Metadata-Version: 2.4
Name: pyshielder
Version: 1.0.1
Summary: A robust tool for Python code obfuscation and encryption using Cython.
Home-page: https://github.com/PythonTodayz/pyshielder
Author: PythonToday
Author-email: pythontodayz@gmail.com
Classifier: Programming Language :: Python :: 3
Classifier: License :: OSI Approved :: MIT License
Classifier: Operating System :: OS Independent
Classifier: Topic :: Security
Classifier: Topic :: Software Development :: Build Tools
Requires-Python: >=3.6
Description-Content-Type: text/markdown
License-File: LICENSE
Requires-Dist: Cython
Dynamic: author
Dynamic: author-email
Dynamic: classifier
Dynamic: description
Dynamic: description-content-type
Dynamic: home-page
Dynamic: license-file
Dynamic: requires-dist
Dynamic: requires-python
Dynamic: summary

# pyshielder - Python Code Shield

![Python Version](https://img.shields.io/badge/python-3.x-blue.svg)
![License](https://img.shields.io/badge/license-MIT-green.svg)

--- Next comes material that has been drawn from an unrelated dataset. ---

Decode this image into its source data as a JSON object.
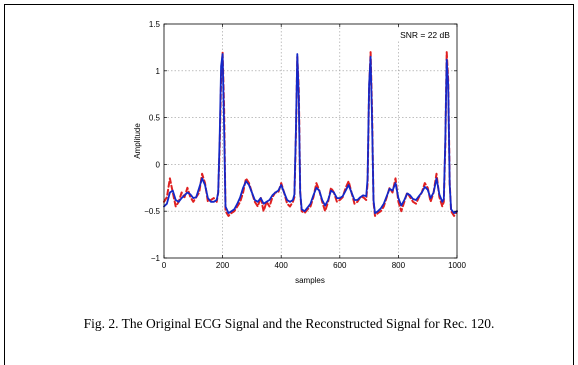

`pyshielder` (formerly `pyxblend`) is a powerful tool to protect your Python code. It combines advanced multi-layer bytecode obfuscation with native compilation to create highly secure executable scripts.

## Features

- **Advanced Layering**: Compiles code to bytecode, serializes with Marshal, compresses with Zlib, encodes with Base64, and obfuscates the structure.
- **Strong Encryption**: Wraps the obfuscated payload in a secure loader encrypted with rolling-key XOR and SHA-512.
- **Native Compilation**: The final loader is compiled into a native C binary using Cython and GCC, executing directly in memory.
- **Tamper Resistant**: No original source code or simple bytecode is visible. Reverse engineering requires reconstructing multiple layers of obscured logic.
- **Self-contained**: The output is a single Python script that self-compiles and executes.

## Installation

```bash
pip install pyshielder
```

*Note: You need `gcc` (or `clang`) and `python3-dev` installed on your system to use the encryption tool and to run the generated protected scripts.*

## Usage

### Command Line Interface

You can use `pyshielder` directly from the command line:

```bash
# Encrypt a file
pyshielder my_script.py

# Specify output directory
pyshielder my_script.py --output dist/protected_script.py
```

### Python API

```python
from pyshielder import encrypt

# Encrypt a script string
code = "print('Hello, protected world!')"
loader_code = encrypt(code)

# Save the loader to a file
with open("protected_script.py", "w") as f:
    f.write(loader_code)
```

## How it works

1. **Layer 1 (Bytecode & Encoding)**: Source code is compiled to bytecode, marshaled, compressed (Zlib), Base64 encoded, and structurally manipulated.
2. **Layer 2 (Encryption)**: The encoded payload is encrypted using a rolling-key XOR algorithm derived from SHA-512.
3. **Layer 3 (Native Translation)**: The decryption logic is translated into C code using Cython.
4. **Layer 4 (Loader Generation)**: A Python loader is generated that compiles the C code into a native extension at runtime and executes it in memory.

## License

MIT License - see [LICENSE](LICENSE) for details.